Sunshine Must Return to MBTA This Spring
What began as a benign winter, accumulating only 2.9 inches before the New Year, quickly escalated into a 99.1 inch, two-month-long blizzard throughout January and February. As the snow thaws and sunshine finally returns to Boston’s streets we must take care to learn what we can about dealing with disastrous winter conditions.
What have we learned?
Chronically deferred maintenance projects result in a rail system ill-prepared for consistently inclement weather; constant expansion has left the MBTA’s resources spread thin; don’t count on reliable delay information from the MBTA to help plan your commute; and when the going gets tough, the MBTA gets going a few months later.
Recent on-time performance reports for the commuter rail for the week ending in March 27th are very promising however. Keolis seems to be on track to return to full service, with recent reports showing 4.45 trains on the average line during the morning commute instead of the 3.81 trains during the previous week (average before the storms was 5.2)
An even more encouraging sign is the rising on-time performance rate, with the peak morning trains arriving on-time 82.28 percent of the time, the best score since January 23rd. Off-peak trains were on-time 89.48 percent of the time while evening peak trains scored the worst at 78.24 percent on average.

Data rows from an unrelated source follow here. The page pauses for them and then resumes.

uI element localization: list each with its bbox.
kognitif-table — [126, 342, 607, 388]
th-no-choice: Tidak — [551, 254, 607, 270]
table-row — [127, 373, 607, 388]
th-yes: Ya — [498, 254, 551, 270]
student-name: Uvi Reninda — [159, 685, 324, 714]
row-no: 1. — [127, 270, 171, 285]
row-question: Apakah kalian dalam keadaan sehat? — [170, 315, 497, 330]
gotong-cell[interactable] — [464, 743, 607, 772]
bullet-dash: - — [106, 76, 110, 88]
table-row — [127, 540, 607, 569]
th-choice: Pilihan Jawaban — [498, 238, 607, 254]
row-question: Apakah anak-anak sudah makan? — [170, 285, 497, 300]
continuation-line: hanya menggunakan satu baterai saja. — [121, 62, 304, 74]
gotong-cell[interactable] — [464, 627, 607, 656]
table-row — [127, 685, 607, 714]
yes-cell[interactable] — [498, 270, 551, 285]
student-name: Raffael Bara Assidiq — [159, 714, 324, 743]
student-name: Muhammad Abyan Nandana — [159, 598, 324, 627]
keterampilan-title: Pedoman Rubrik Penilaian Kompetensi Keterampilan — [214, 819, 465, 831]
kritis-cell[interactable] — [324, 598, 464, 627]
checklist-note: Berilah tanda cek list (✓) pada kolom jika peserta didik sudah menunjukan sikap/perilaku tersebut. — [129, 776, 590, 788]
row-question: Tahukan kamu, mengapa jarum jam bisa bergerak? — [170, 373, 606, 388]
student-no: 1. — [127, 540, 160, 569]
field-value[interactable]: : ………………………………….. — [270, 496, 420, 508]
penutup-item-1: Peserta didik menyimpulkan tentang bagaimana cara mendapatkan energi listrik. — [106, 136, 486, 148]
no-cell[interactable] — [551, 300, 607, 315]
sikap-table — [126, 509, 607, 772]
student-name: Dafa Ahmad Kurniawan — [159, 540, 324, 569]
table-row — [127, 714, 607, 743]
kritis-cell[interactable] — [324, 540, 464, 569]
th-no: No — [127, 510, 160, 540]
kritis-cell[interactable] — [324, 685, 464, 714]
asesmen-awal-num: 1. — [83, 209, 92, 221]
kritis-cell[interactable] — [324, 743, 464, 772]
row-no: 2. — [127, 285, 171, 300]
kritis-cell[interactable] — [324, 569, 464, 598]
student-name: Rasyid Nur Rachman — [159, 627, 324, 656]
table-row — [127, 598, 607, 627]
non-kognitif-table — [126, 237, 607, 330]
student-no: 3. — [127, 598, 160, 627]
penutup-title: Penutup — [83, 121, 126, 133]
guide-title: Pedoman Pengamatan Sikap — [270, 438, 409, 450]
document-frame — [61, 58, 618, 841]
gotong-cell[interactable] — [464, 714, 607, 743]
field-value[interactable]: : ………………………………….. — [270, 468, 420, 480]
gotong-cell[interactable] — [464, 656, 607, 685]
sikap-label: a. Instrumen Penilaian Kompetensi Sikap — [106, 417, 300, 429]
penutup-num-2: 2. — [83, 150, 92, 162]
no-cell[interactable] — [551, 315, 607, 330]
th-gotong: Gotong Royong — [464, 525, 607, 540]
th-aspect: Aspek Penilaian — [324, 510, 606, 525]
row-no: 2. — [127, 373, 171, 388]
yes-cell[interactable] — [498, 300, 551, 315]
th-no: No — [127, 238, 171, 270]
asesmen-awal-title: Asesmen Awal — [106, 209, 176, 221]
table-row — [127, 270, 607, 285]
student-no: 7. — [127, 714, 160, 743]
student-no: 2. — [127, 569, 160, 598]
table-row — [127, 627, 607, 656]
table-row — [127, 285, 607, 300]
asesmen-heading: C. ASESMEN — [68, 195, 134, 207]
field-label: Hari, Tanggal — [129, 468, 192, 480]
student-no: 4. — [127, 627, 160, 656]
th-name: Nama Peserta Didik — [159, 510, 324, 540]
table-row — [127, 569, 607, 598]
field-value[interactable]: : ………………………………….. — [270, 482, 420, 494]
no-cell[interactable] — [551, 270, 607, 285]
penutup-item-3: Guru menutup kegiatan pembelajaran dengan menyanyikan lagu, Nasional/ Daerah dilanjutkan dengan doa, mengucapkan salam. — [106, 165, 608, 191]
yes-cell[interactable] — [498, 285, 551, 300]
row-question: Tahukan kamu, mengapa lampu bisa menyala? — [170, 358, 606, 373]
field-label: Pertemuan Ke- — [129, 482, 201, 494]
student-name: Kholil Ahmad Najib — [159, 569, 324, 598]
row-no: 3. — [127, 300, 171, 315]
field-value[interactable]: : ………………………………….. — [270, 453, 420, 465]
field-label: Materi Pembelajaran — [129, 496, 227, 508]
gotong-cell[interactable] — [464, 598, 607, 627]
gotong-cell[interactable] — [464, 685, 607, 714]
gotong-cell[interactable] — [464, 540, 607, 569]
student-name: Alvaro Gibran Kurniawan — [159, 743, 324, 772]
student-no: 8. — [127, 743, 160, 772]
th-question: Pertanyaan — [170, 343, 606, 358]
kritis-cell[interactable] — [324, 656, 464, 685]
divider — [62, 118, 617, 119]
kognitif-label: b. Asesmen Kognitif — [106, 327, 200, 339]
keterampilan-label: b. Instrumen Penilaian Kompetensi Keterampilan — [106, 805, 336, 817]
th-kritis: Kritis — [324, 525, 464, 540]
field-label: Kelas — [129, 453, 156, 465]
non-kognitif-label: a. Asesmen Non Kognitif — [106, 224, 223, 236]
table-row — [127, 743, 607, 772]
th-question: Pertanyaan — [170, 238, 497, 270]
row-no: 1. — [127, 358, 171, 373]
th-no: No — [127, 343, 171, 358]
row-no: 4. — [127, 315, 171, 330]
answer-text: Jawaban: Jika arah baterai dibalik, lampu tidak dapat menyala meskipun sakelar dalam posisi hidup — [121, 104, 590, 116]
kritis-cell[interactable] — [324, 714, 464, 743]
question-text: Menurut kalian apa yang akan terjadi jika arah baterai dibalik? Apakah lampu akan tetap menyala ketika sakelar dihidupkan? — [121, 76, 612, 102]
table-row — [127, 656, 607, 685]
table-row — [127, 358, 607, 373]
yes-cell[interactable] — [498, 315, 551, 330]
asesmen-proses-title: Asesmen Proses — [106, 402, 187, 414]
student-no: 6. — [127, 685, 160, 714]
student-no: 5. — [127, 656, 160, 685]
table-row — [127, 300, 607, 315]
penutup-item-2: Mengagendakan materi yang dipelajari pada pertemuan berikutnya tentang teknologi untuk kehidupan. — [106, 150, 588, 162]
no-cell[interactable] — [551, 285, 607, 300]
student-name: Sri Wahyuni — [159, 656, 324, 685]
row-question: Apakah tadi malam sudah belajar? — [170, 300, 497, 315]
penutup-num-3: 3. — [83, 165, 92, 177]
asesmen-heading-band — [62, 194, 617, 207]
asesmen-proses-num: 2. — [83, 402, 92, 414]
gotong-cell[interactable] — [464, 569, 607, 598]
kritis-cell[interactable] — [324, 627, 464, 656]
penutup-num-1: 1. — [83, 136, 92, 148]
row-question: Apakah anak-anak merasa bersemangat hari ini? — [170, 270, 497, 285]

Obviously there have been great improvements in service during the aftermath of this winter’s worst periods, but continued advances are only possible if the public continues to demand them. Unless you are a regular commuter rail user you likely don’t understand the true extent of the delays and cancellations this winter.
The MBTA’s on-time performance reports leave out any information on the subway lines, don’t elaborate on how late trains are, don’t display the number of cancelled trains, and don’t provide enough line-specific data.
First of all, the subway cannot be forgotten. There were crippling delays and sparse service for over a month and the severity is not publicly documented anywhere. We must demand the data
Secondly, a train that is ten minutes late is much less detrimental to a commute than a planned train that is cancelled. Train cancellation data is clearly an important metric when trying to grapple with the size of the MBTA’s problems this winter.
Lastly, performance data for the rail lines are broken up into morning peak, off-peak, and afternoon peak hours, making an overall review difficult.
Adding these items is not a ridiculous request; all of these features were part of the old on-time performance reports before the New Year. If the MBTA doesn’t disclose to the public the details of its poor winter performance than the public cannot demand the reforms that are necessary to make sure this never happens again.
The beginning of 2015 was cloudy and snowy. As the sunshine returns to our city, let it also return to the MBTA.
Scott Haller is a student at Northeastern University working at Pioneer Institute through the Co-op Program.